Control of a building system with sudden nonlinearity using the sliding mode technique

Abstract

In civil engineering application such as the seismic resistant structural design, a building system often enters into its nonlinear range to minimize the force transfer to the superstructure. An ideal control design should enhance the usefulness of the nonlinear behavior by diminishing its adverse effects at a minimal control input. This study developed a unified feedback mechanism based on the sliding mode control approach that fostered the multiple selected modal control of a structural system undergoing linear and nonlinear stages of hysteretic deformations. The ideal sliding surface for controlling a specific mode was designed based on the interaction characteristics between two modes at two different stages of deformation. An ′ S′ type functional form of the control force was developed on either side of the sliding surface based on the velocity feedback of the system by ensuring reachability to the ideal sliding surface.
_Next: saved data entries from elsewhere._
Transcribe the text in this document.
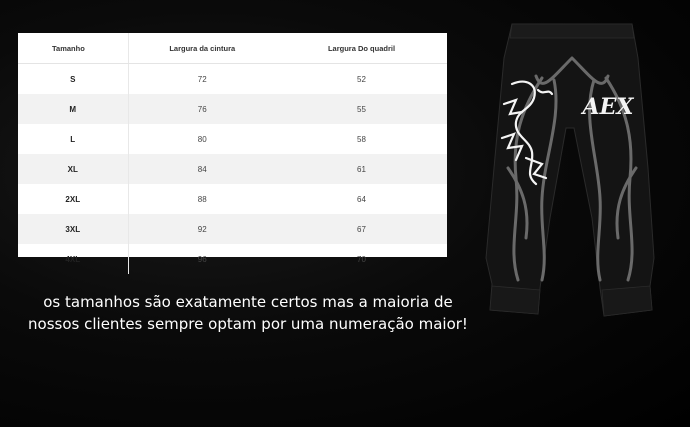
Tamanho	Largura da cintura	Largura Do quadril
S	72	52
M	76	55
L	80	58
XL	84	61
2XL	88	64
3XL	92	67
4XL	96	70
os tamanhos são exatamente certos mas a maioria de
nossos clientes sempre optam por uma numeração maior!
AEX
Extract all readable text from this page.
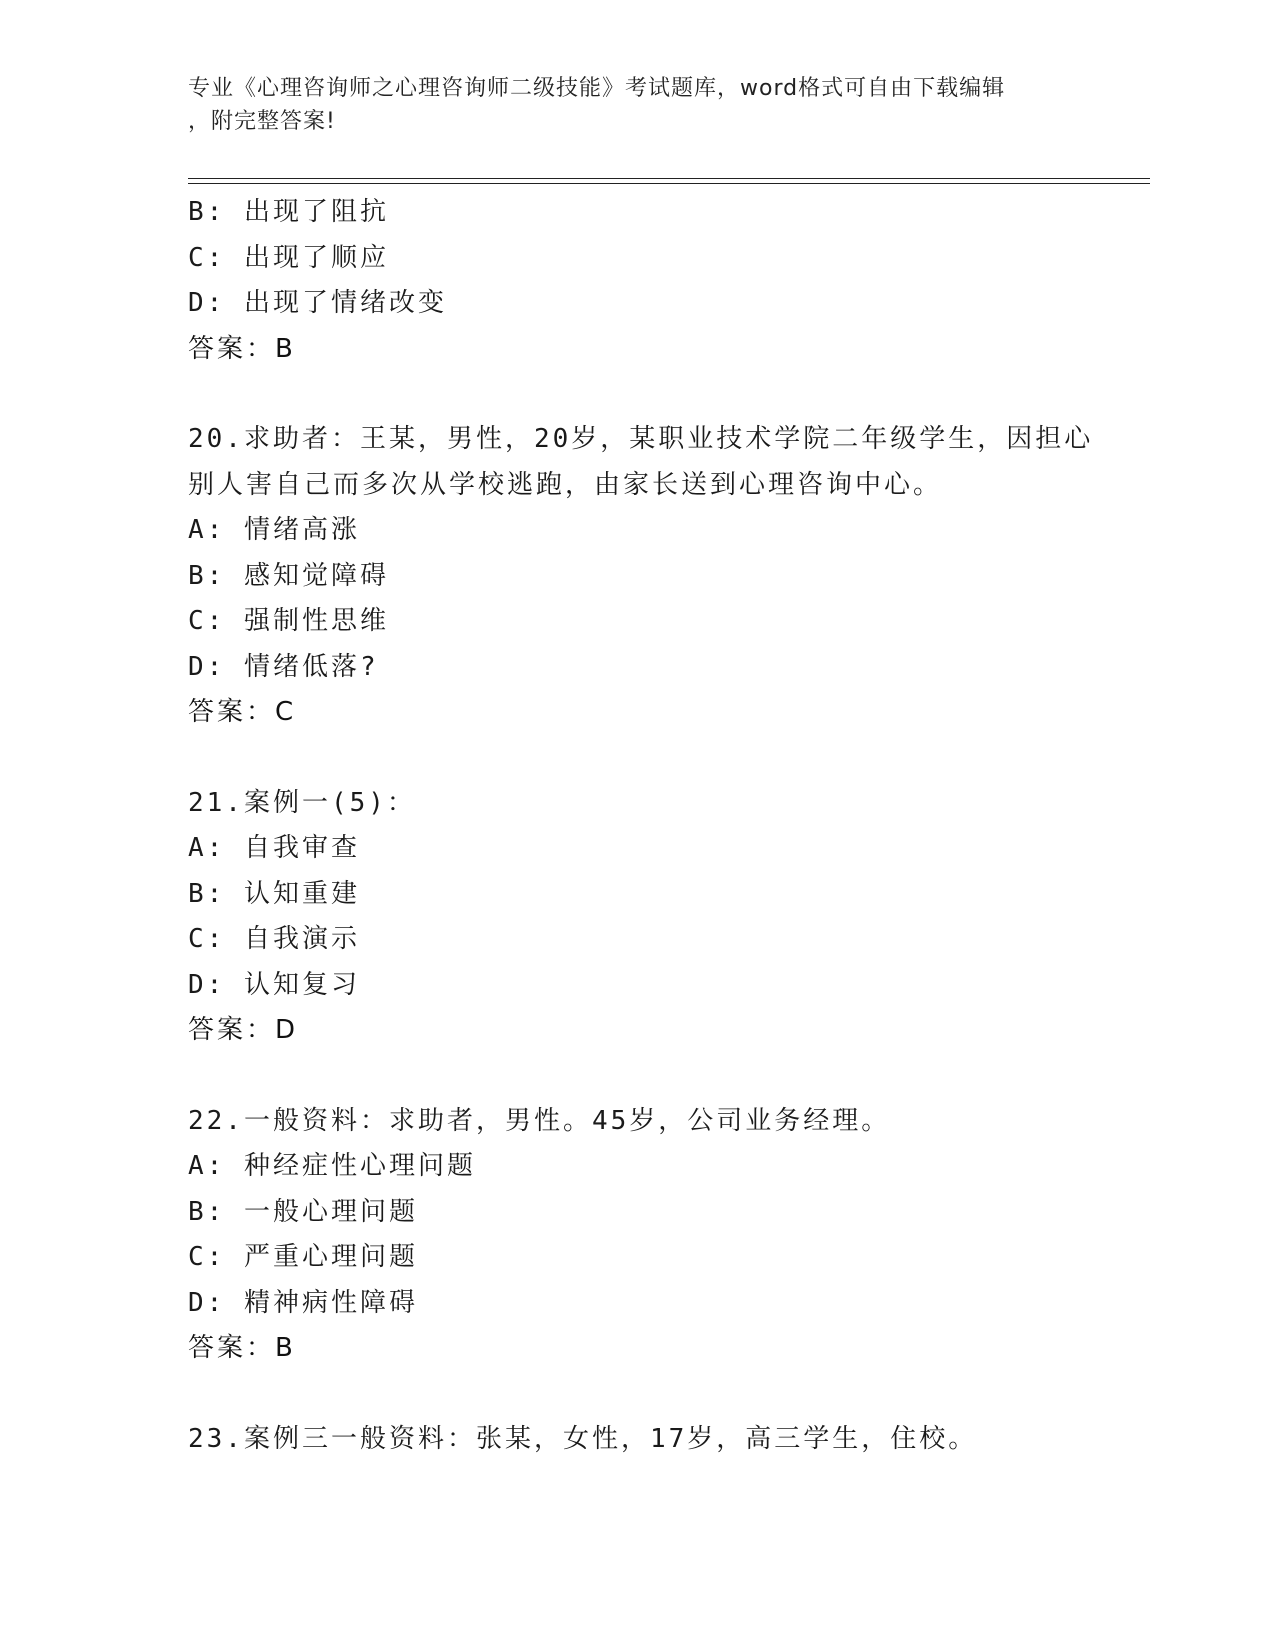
专业《心理咨询师之心理咨询师二级技能》考试题库，word格式可自由下载编辑
，附完整答案!
B: 出现了阻抗
C: 出现了顺应
D: 出现了情绪改变
答案：B
20.求助者：王某，男性，20岁，某职业技术学院二年级学生，因担心
别人害自己而多次从学校逃跑，由家长送到心理咨询中心。
A: 情绪高涨
B: 感知觉障碍
C: 强制性思维
D: 情绪低落?
答案：C
21.案例一(5)：
A: 自我审查
B: 认知重建
C: 自我演示
D: 认知复习
答案：D
22.一般资料：求助者，男性。45岁，公司业务经理。
A: 种经症性心理问题
B: 一般心理问题
C: 严重心理问题
D: 精神病性障碍
答案：B
23.案例三一般资料：张某，女性，17岁，高三学生，住校。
To demonstrate the effectiveness of the adopted control, a five-story shear building with uniform mass and initial stiffness distribution with concentrated nonlinearity at the base column was considered under 10 earthquake excitations. The system was studied under the proposed control along with the uncontrolled system. In addition to the adopted control, a popular and existing LQG control technique was also implemented based on the equivalent linearized structural system for comparison. The adopted control provided the desired performance of the structural system while keeping the effectiveness of the system’s nonlinearity under earthquake excitations. Considering the system’s responses and the input control force, the efficiency of the adopted mechanism outperformed the LQG control, which was found to amplify the unfavorable effects of the system’s nonlinearity.